10 days prior to her death she was in that hospital, taking medication for leukemia. There is evidence that she was in the hospital in the weeks prior as well, which indicates that she had a chronic disease.

Never has anyone died from tear gas in five years of riots in Bil’in.

There is no evidence that Abu Rahma even attended the riot. Her brother is the ringleader of the weekly Bil’in riots and yet there are no photos of her next to him, or anywhere else, on Friday (and possibly ever.)

The tear gas that the IDF used on Friday is exactly the same concentration and type that they have always used, and the same as used by Western countries for years.

Yet the PA had already called it a “war crime”. The entire world had accepted at face value the blatant lies of the PA>

This is not the first nor will it be the last in a long succession of fake incidents designed to demonise Israel.

Two things strike me:

1. the callousness of the Palestinians in using the tragic death from natural causes of a woman related to an ‘activist’ to promulgate a lie to further their political ends

2. the gullibility of the world’s press to accept the story at face value and their willingness, nay, eagerness to vilify and embarrass Israel

I do not see on the BBC News website any report that this was a lie and they fell for it. I do not see an apology.

Meanwhile, all the usual suspects in the Arab and Muslim world and their constituency will see it as another example of Israeli murderous callousness.

The Elder also links to other Israeli sources on this story:

You can read more coverage from other bloggers on the same call, Israel Matzavand The Muqata, and My Right Word had the initial Israeli news reports.

Update: I found a BBC article here which is not the original one and is full of Palestinian propaganda and not one Israeli representative.

The throw-away nature of the commentators reference to the reason for the barrier as being for security purposes and the tone in which this is said is not exactly impartial.

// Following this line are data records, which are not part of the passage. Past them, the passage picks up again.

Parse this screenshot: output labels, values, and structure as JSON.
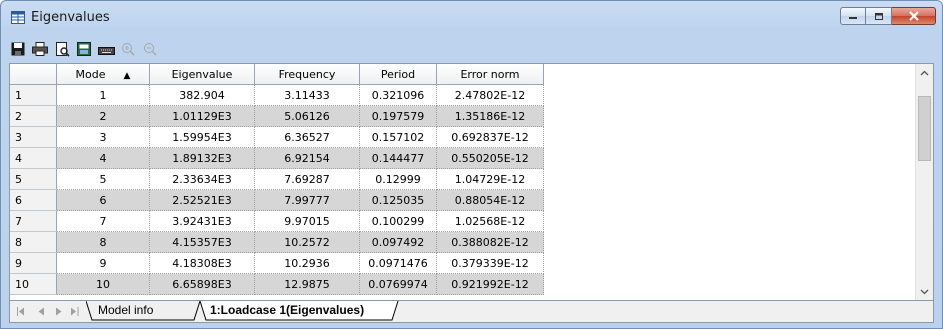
{
  "window": {
    "title": "Eigenvalues",
    "accent": "#bcd2ec",
    "close_color": "#c5432b"
  },
  "toolbar": {
    "icons": [
      "save-icon",
      "print-icon",
      "print-preview-icon",
      "export-icon",
      "keyboard-icon",
      "zoom-in-icon",
      "zoom-out-icon"
    ]
  },
  "table": {
    "columns": [
      "Mode",
      "Eigenvalue",
      "Frequency",
      "Period",
      "Error norm"
    ],
    "sort_indicator": "▲",
    "rows": [
      {
        "n": "1",
        "mode": "1",
        "eig": "382.904",
        "freq": "3.11433",
        "period": "0.321096",
        "err": "2.47802E-12"
      },
      {
        "n": "2",
        "mode": "2",
        "eig": "1.01129E3",
        "freq": "5.06126",
        "period": "0.197579",
        "err": "1.35186E-12"
      },
      {
        "n": "3",
        "mode": "3",
        "eig": "1.59954E3",
        "freq": "6.36527",
        "period": "0.157102",
        "err": "0.692837E-12"
      },
      {
        "n": "4",
        "mode": "4",
        "eig": "1.89132E3",
        "freq": "6.92154",
        "period": "0.144477",
        "err": "0.550205E-12"
      },
      {
        "n": "5",
        "mode": "5",
        "eig": "2.33634E3",
        "freq": "7.69287",
        "period": "0.12999",
        "err": "1.04729E-12"
      },
      {
        "n": "6",
        "mode": "6",
        "eig": "2.52521E3",
        "freq": "7.99777",
        "period": "0.125035",
        "err": "0.88054E-12"
      },
      {
        "n": "7",
        "mode": "7",
        "eig": "3.92431E3",
        "freq": "9.97015",
        "period": "0.100299",
        "err": "1.02568E-12"
      },
      {
        "n": "8",
        "mode": "8",
        "eig": "4.15357E3",
        "freq": "10.2572",
        "period": "0.097492",
        "err": "0.388082E-12"
      },
      {
        "n": "9",
        "mode": "9",
        "eig": "4.18308E3",
        "freq": "10.2936",
        "period": "0.0971476",
        "err": "0.379339E-12"
      },
      {
        "n": "10",
        "mode": "10",
        "eig": "6.65898E3",
        "freq": "12.9875",
        "period": "0.0769974",
        "err": "0.921992E-12"
      }
    ]
  },
  "tabs": {
    "items": [
      "Model info",
      "1:Loadcase 1(Eigenvalues)"
    ],
    "active_index": 1
  }
}
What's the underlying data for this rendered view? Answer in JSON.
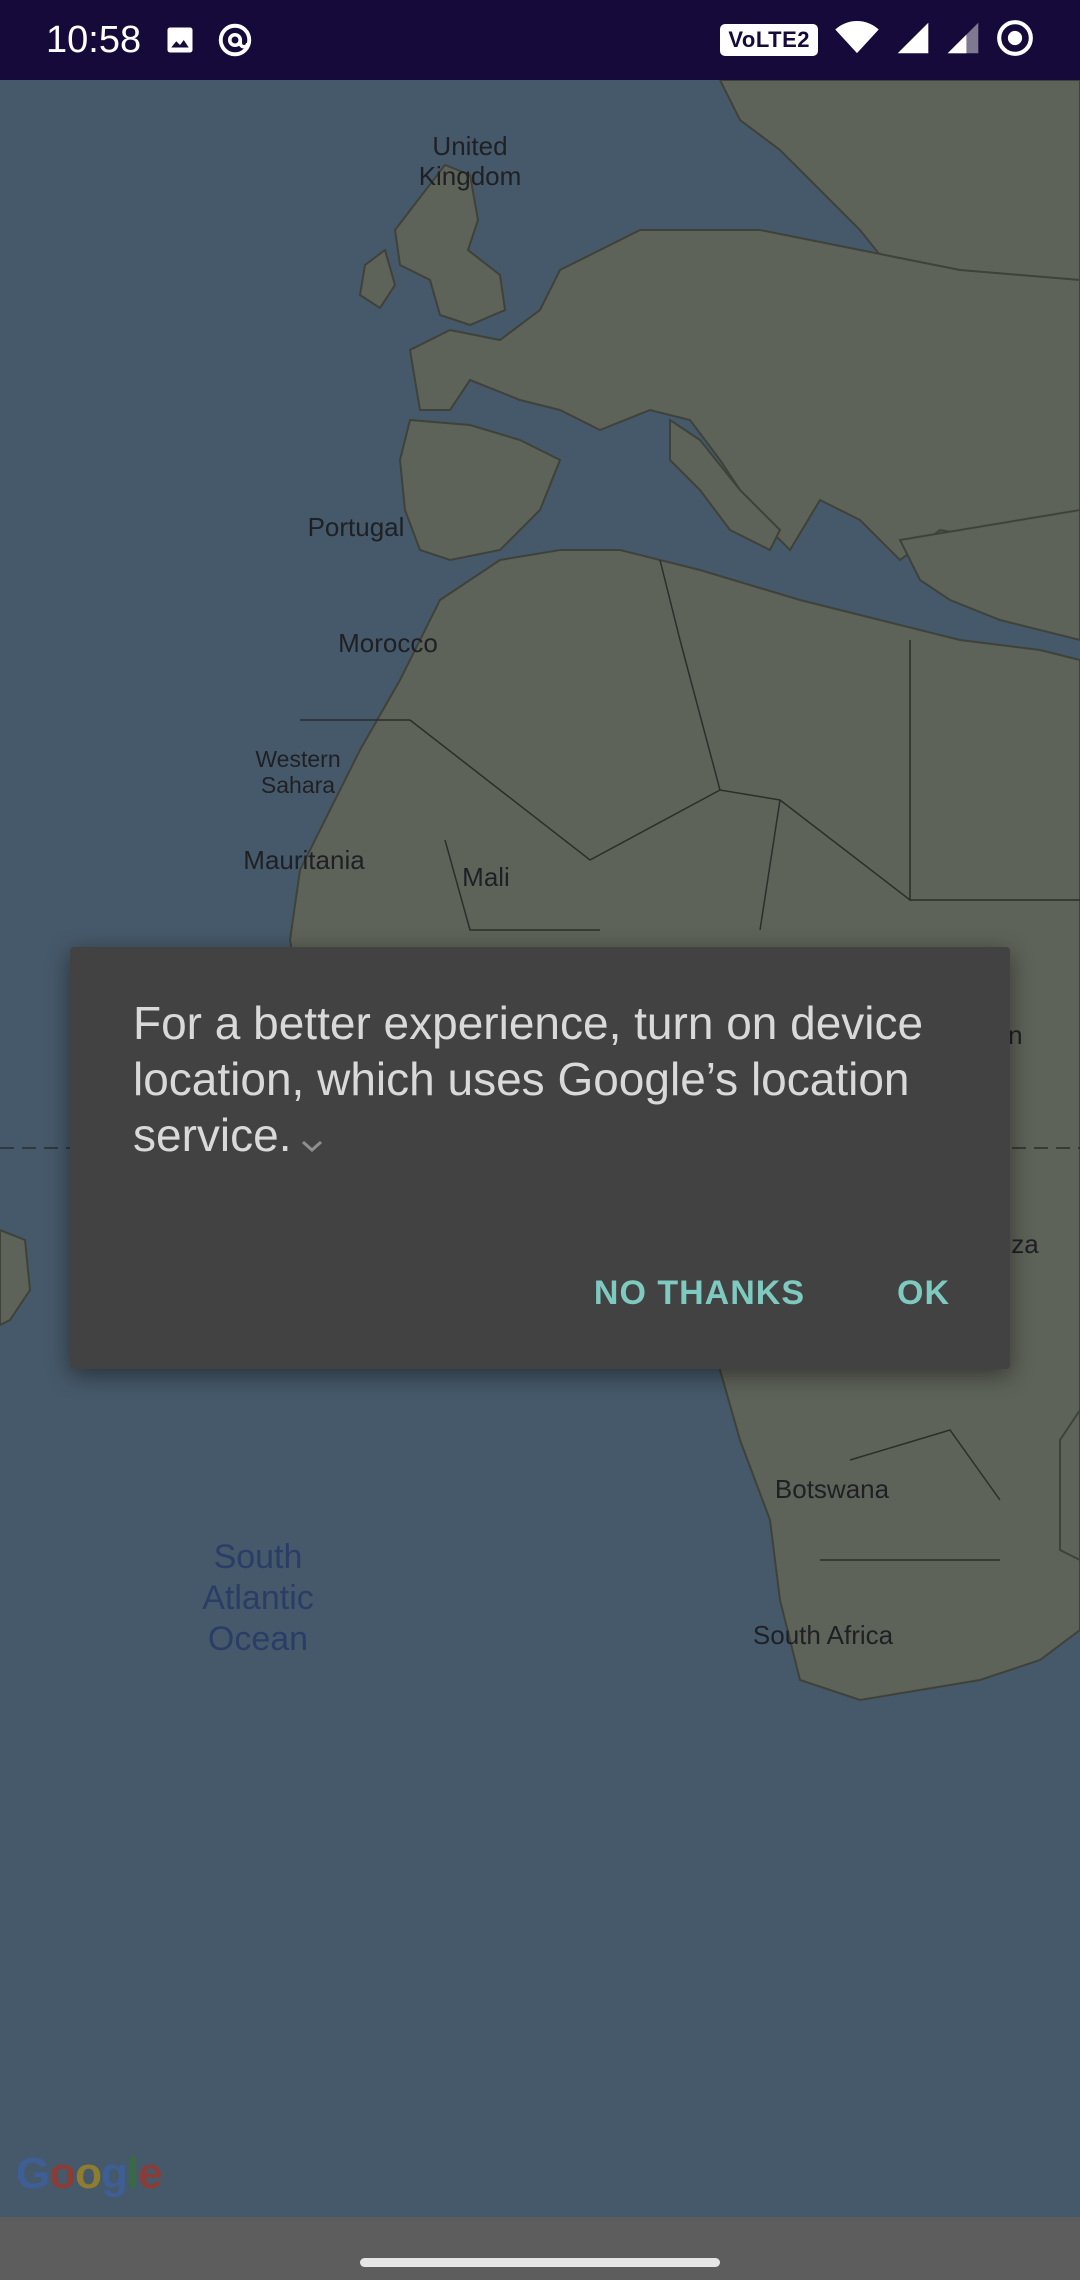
{
  "status_bar": {
    "time": "10:58",
    "left_icons": [
      "image-icon",
      "at-sign-icon"
    ],
    "volte_label": "VoLTE2",
    "right_icons": [
      "wifi-icon",
      "signal-icon",
      "signal-weak-icon",
      "record-icon"
    ]
  },
  "map": {
    "labels": {
      "united_kingdom": "United\nKingdom",
      "portugal": "Portugal",
      "morocco": "Morocco",
      "western_sahara": "Western\nSahara",
      "mauritania": "Mauritania",
      "mali": "Mali",
      "sudan": "Sudan",
      "tanzania": "Tanza",
      "botswana": "Botswana",
      "south_africa": "South Africa",
      "ocean": "South\nAtlantic\nOcean"
    },
    "attribution": "Google"
  },
  "dialog": {
    "message": "For a better experience, turn on device location, which uses Google’s location service.",
    "no_thanks_label": "NO THANKS",
    "ok_label": "OK"
  },
  "colors": {
    "status_bar": "#160a3b",
    "scrim_map_water": "#46596a",
    "dialog_bg": "#424242",
    "accent": "#7ec9c0"
  }
}
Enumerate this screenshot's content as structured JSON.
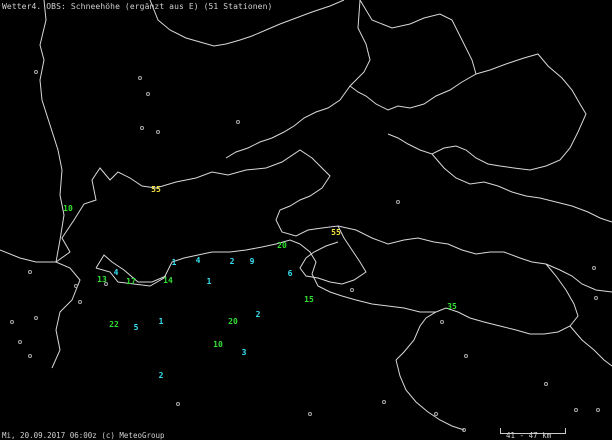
{
  "title": "Wetter4. OBS: Schneehöhe (ergänzt aus E) (51 Stationen)",
  "footer": "Mi, 20.09.2017 06:00z (c) MeteoGroup",
  "scale_label": "41 - 47 km",
  "colors": {
    "background": "#000000",
    "border": "#d8d8d8",
    "cyan": "#36e0f0",
    "green": "#30e030",
    "yellow": "#f0e040",
    "dot": "#aaaaaa"
  },
  "stations": [
    {
      "value": "55",
      "color": "yellow"
    },
    {
      "value": "10",
      "color": "green"
    },
    {
      "value": "55",
      "color": "yellow"
    },
    {
      "value": "20",
      "color": "green"
    },
    {
      "value": "1",
      "color": "cyan"
    },
    {
      "value": "4",
      "color": "cyan"
    },
    {
      "value": "2",
      "color": "cyan"
    },
    {
      "value": "9",
      "color": "cyan"
    },
    {
      "value": "6",
      "color": "cyan"
    },
    {
      "value": "4",
      "color": "cyan"
    },
    {
      "value": "13",
      "color": "green"
    },
    {
      "value": "17",
      "color": "green"
    },
    {
      "value": "14",
      "color": "green"
    },
    {
      "value": "1",
      "color": "cyan"
    },
    {
      "value": "15",
      "color": "green"
    },
    {
      "value": "35",
      "color": "green"
    },
    {
      "value": "2",
      "color": "cyan"
    },
    {
      "value": "22",
      "color": "green"
    },
    {
      "value": "5",
      "color": "cyan"
    },
    {
      "value": "1",
      "color": "cyan"
    },
    {
      "value": "20",
      "color": "green"
    },
    {
      "value": "10",
      "color": "green"
    },
    {
      "value": "3",
      "color": "cyan"
    },
    {
      "value": "2",
      "color": "cyan"
    }
  ]
}
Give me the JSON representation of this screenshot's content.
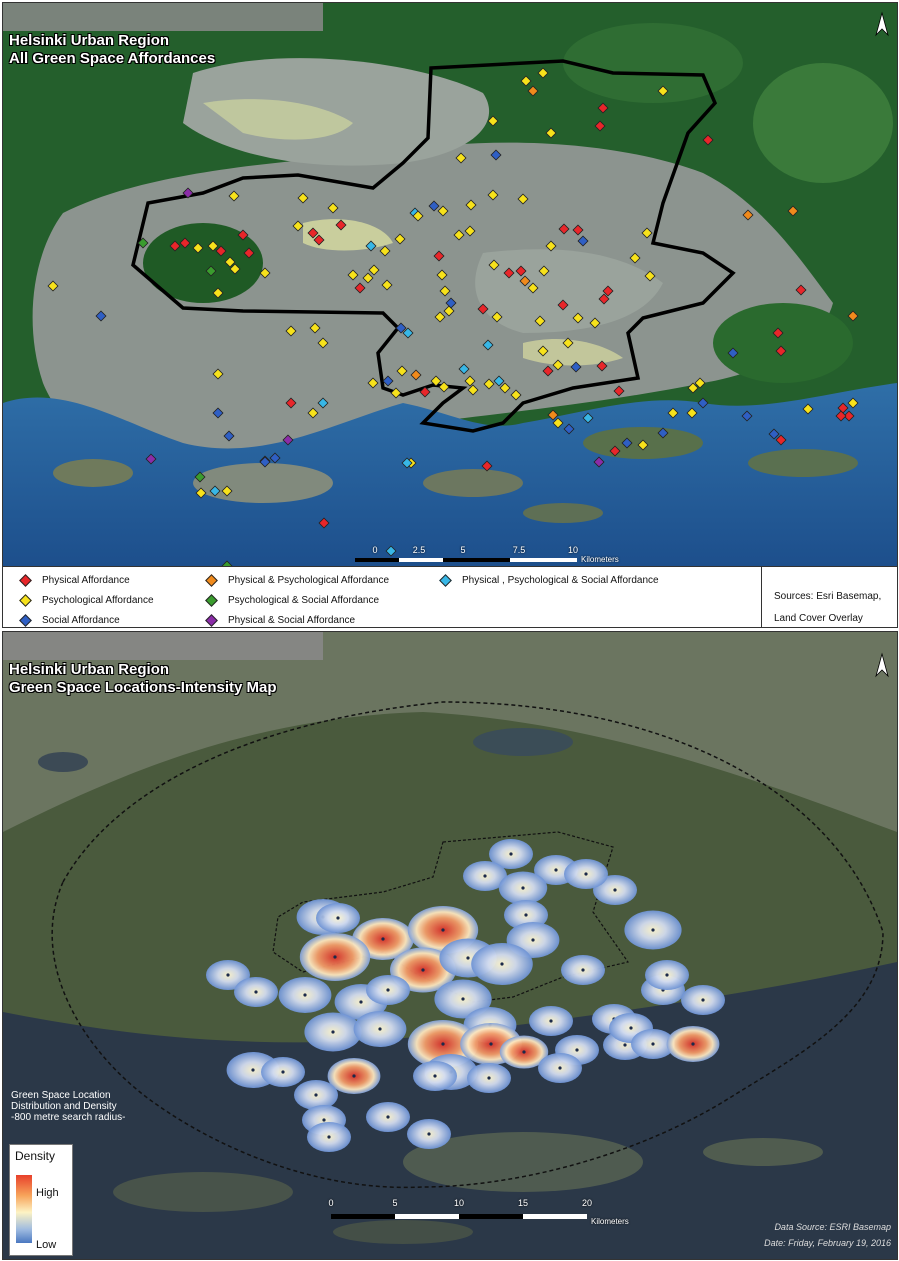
{
  "top_map": {
    "title_line1": "Helsinki Urban Region",
    "title_line2": "All Green Space Affordances",
    "north": "N",
    "scale": {
      "labels": [
        "0",
        "2.5",
        "5",
        "7.5",
        "10"
      ],
      "unit": "Kilometers"
    },
    "legend": [
      {
        "label": "Physical Affordance",
        "color": "#e8262a"
      },
      {
        "label": "Psychological Affordance",
        "color": "#f7e21b"
      },
      {
        "label": "Social Affordance",
        "color": "#2f5fc4"
      },
      {
        "label": "Physical & Psychological Affordance",
        "color": "#f08a1c"
      },
      {
        "label": "Psychological & Social Affordance",
        "color": "#3a9c2e"
      },
      {
        "label": "Physical & Social Affordance",
        "color": "#8b2ca8"
      },
      {
        "label": "Physical , Psychological & Social Affordance",
        "color": "#38b7e6"
      }
    ],
    "sources_line1": "Sources: Esri Basemap,",
    "sources_line2": "Land Cover Overlay"
  },
  "bottom_map": {
    "title_line1": "Helsinki Urban Region",
    "title_line2": "Green Space Locations-Intensity Map",
    "north": "N",
    "note_line1": "Green Space Location",
    "note_line2": "Distribution and Density",
    "note_line3": "-800 metre search radius-",
    "density_title": "Density",
    "density_high": "High",
    "density_low": "Low",
    "scale": {
      "labels": [
        "0",
        "5",
        "10",
        "15",
        "20"
      ],
      "unit": "Kilometers"
    },
    "credit_line1": "Data Source: ESRI Basemap",
    "credit_line2": "Date: Friday, February 19, 2016"
  }
}
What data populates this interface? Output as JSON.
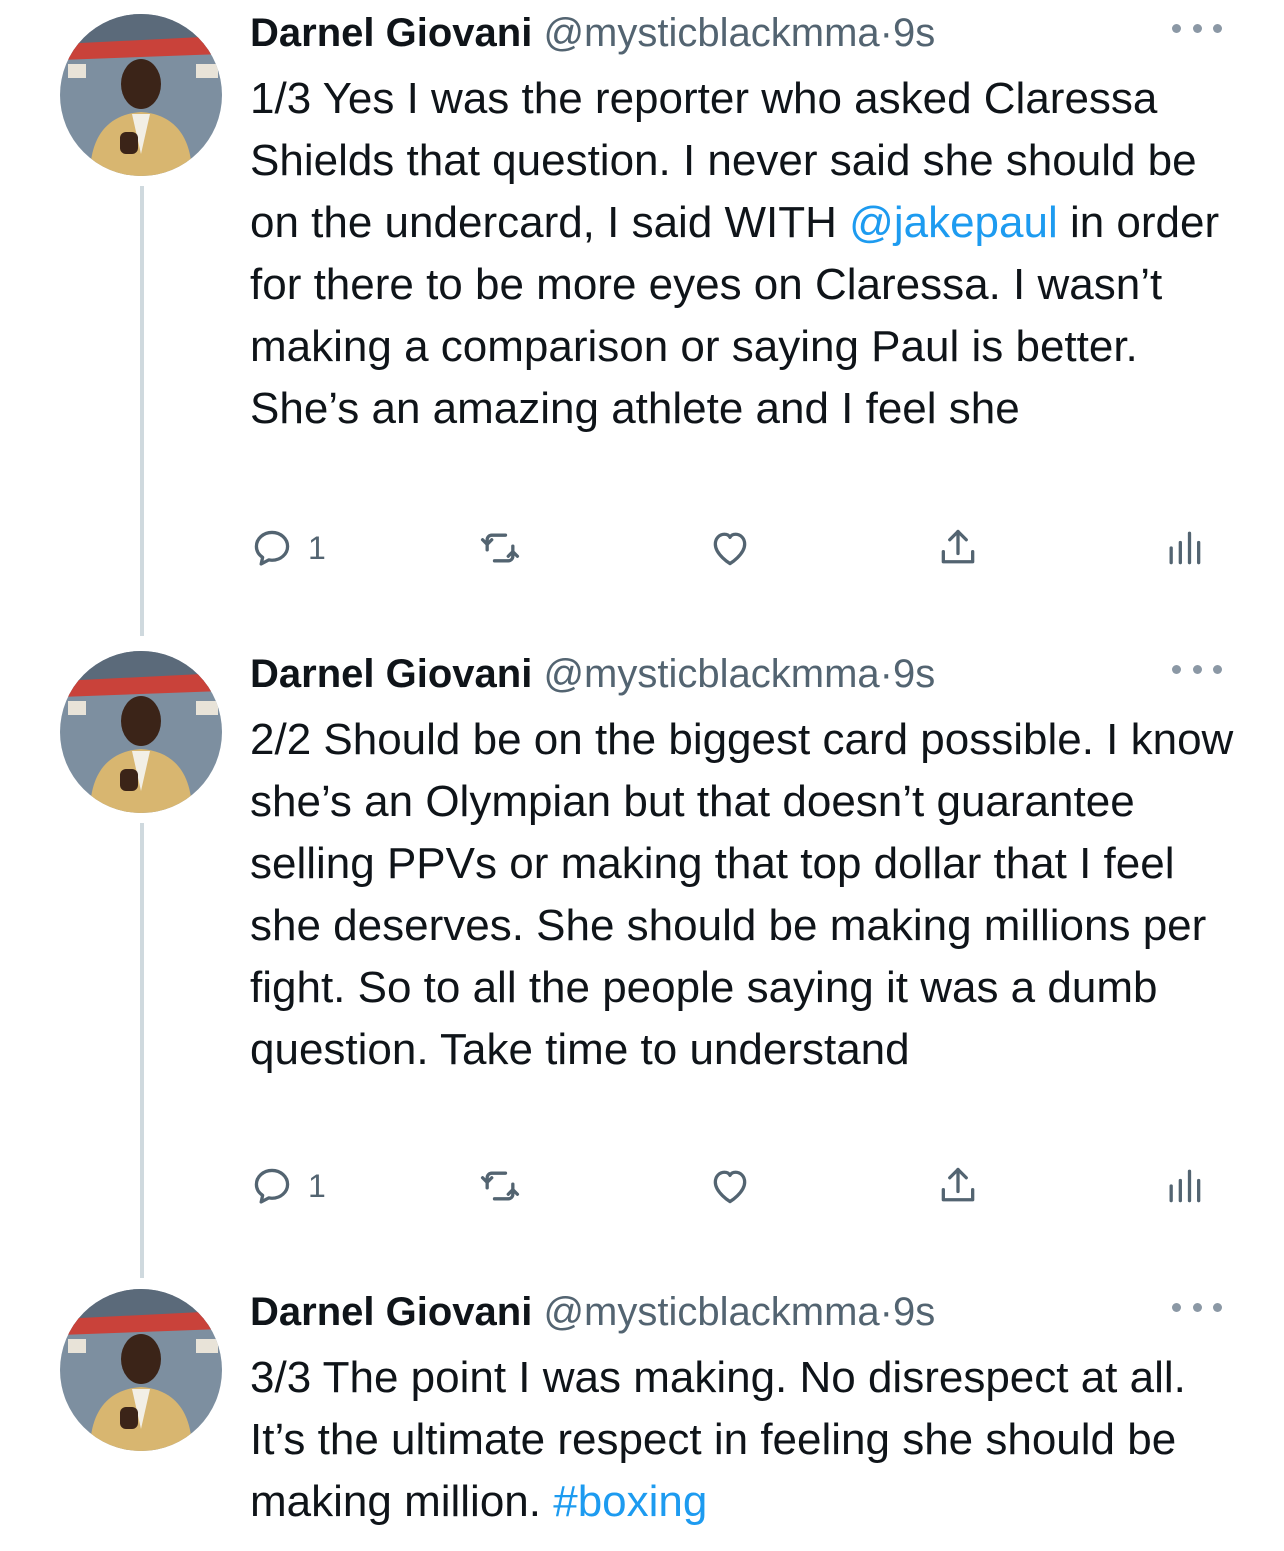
{
  "tweets": [
    {
      "name": "Darnel Giovani",
      "handle": "@mysticblackmma",
      "dot": "·",
      "time": "9s",
      "text_before": "1/3 Yes I was the reporter who asked Claressa Shields that question. I never said she should be on the undercard, I said WITH ",
      "link": "@jakepaul",
      "text_after": " in order for there to be more eyes on Claressa. I wasn’t making a comparison or saying Paul is better. She’s an amazing athlete and I feel she",
      "reply_count": "1"
    },
    {
      "name": "Darnel Giovani",
      "handle": "@mysticblackmma",
      "dot": "·",
      "time": "9s",
      "text_before": "2/2 Should be on the biggest card possible. I know she’s an Olympian but that doesn’t guarantee selling PPVs or making that top dollar that I feel she deserves. She should be making millions per fight. So to all the people saying it was a dumb question. Take time to understand",
      "link": "",
      "text_after": "",
      "reply_count": "1"
    },
    {
      "name": "Darnel Giovani",
      "handle": "@mysticblackmma",
      "dot": "·",
      "time": "9s",
      "text_before": "3/3 The point I was making. No disrespect at all. It’s the ultimate respect in feeling she should be making million. ",
      "link": "#boxing",
      "text_after": "",
      "reply_count": ""
    }
  ],
  "icons": {
    "reply": "reply-icon",
    "retweet": "retweet-icon",
    "like": "heart-icon",
    "share": "share-icon",
    "analytics": "analytics-icon",
    "more": "more-icon"
  },
  "colors": {
    "text": "#0f1419",
    "secondary": "#536471",
    "link": "#1d9bf0",
    "thread_line": "#cfd9de"
  }
}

It’s as if he has to say this for the sake of impatiality but we all know that this is not the real reason, nudge nudge.

BBC: Sharm – offensive

Fire rages in Northern Israel for 3 days with more than 40 people killed and involving a massive international effort and the BBC reported about 10 seconds of it over the weekend, and nothing this morning. Nothing to tell us the fire was more or less out.

Instead, it was Egypt and the resort of Sharm-el-Sheikh that was given 5 minutes of air time with British divers telling us very uneventful stories about how they weren’t attacked by the shark that killed a German tourist.

So, no Palestinians killed in Israel, only 38 prison service staff going to rescue Palestinian terrorists held in an Israeli prison and dying as a result. BBC not interested in that.

Nor were they concerned about the ironies of the Turks flying with the Greeks or the mixed reactions of the Islamic world.

There may have been more on BBC’s News 24 channel, I don’t know, but on the BBC website, a brief mention and then the story became unimportant and the home page link disappeared.

It seems the story was beyond boring as there was nothing in it that could be used to show Israel in any negative light. Giving too much attention would surely risk some actual sympathy. Whoa!! None of that, please.

No conflict, no news. The significance of the international assistance given to Israel soon disappears from the radar like the Turkish fire-fighters returning to base.